New study identifies niches that sustain Tregs
Today, Haroon Shaikh unveils in a new publication in the Journal of Clinical Investigation Insight a critical mechanism by which fibroblastic reticular cells (FRCs) mitigate acute graft-versus-host disease (aGvHD). Our study identifies how FRCs maintain regulatory T cells (Tregs) by providing T cell receptor signals via MHC class II (MHCII) surface molecules to regulate aGvHD, a severe complication following allogeneic hematopoietic cell transplantation (allo-HCT).
Our team investigated the function of MHCII on Ccl19+ FRCs in shaping the donor CD4+ T cell response during aGvHD. We found that mice lacking MHCII expression on these FRCs experienced exacerbated aGvHD, characterized by aberrant CD4+ T cell activation and significantly reduced Treg and invariant NK T (iNKT) cell expansion. This imbalance led to a loss of protection from aGvHD, even when donor Tregs were adoptively transferred.
Interestingly, while FRCs could process and present antigens and upregulate costimulatory receptors, they were not necessary for the initial activation of alloreactive CD4+ T cells. Instead, their critical role was in the maintenance and proliferation of Tregs during the effector phase of aGvHD, highlighting their immunoprotective function.
This discovery underscores the importance of FRCs in creating a supportive niche for Tregs in secondary lymphoid organs (SLOs).

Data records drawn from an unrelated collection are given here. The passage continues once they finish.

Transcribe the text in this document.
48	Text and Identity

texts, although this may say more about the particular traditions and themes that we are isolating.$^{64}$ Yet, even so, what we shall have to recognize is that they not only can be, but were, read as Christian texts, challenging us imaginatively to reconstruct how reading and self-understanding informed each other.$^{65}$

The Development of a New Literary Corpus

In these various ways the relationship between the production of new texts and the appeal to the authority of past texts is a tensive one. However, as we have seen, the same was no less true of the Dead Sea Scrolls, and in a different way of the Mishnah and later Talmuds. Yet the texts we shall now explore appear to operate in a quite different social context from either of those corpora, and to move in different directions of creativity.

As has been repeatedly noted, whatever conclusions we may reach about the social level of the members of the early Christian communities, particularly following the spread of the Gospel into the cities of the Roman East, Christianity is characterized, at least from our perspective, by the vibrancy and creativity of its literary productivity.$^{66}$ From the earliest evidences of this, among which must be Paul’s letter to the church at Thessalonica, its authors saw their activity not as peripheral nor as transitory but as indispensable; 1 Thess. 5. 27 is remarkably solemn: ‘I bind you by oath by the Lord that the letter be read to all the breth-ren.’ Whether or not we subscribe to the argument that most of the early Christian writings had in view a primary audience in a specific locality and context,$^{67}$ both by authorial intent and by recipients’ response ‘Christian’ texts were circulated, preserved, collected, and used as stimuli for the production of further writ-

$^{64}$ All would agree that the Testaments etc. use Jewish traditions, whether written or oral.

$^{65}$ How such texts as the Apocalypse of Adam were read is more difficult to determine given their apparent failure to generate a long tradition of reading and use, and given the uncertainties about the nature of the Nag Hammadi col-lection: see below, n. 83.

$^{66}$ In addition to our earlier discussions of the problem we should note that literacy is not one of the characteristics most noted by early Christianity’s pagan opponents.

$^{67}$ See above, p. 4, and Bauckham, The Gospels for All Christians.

By maintaining Tregs through MHCII-mediated interactions, FRCs help regulate alloimmune responses, offering a potential therapeutic target for aGvHD treatment.
Why these new findings matter
Our research results provide new insights into the cellular and molecular interactions that govern immune responses in aGvHD. Understanding the role of FRCs in Treg maintenance opens up possibilities for novel therapeutic strategies, such as targeting FRCs to enhance Treg function and improve patient outcomes after allo-HCT. Our study’s findings pave the way for future exploration into the adoptive transfer of FRCs or direct targeting of these cells to mitigate aGvHD, offering hope for more effective and patient tailored treatments.
The study resulted from the interdisciplinary collaboration of research teams at Würzburg University Hospital and academic partners from Erlangen, Braunschweig in Germany, Lausanne, St. Gallen and Zurich in Switzerland. The work was supported by our German Research Council (DFG) research consortium TRR221 GvH-GvL.
Reference:
Shaikh H, Pezoldt J, Mokhtari Z, Gamboa Vargas J, Le DD, Peña Mosca J, Arellano Viera E, Kern MAG, Graf C, Beyersdorf N, Lutz MB, Riedel A, Büttner-Herold M, Zernecke A, Einsele H, Saliba AE, Ludewig B, Huehn J, Beilhack A. (2022). Fibroblastic reticular cells mitigate acute GvHD via MHCII-dependent maintenance of regulatory T cells. JCI Insight 7(22):e154250.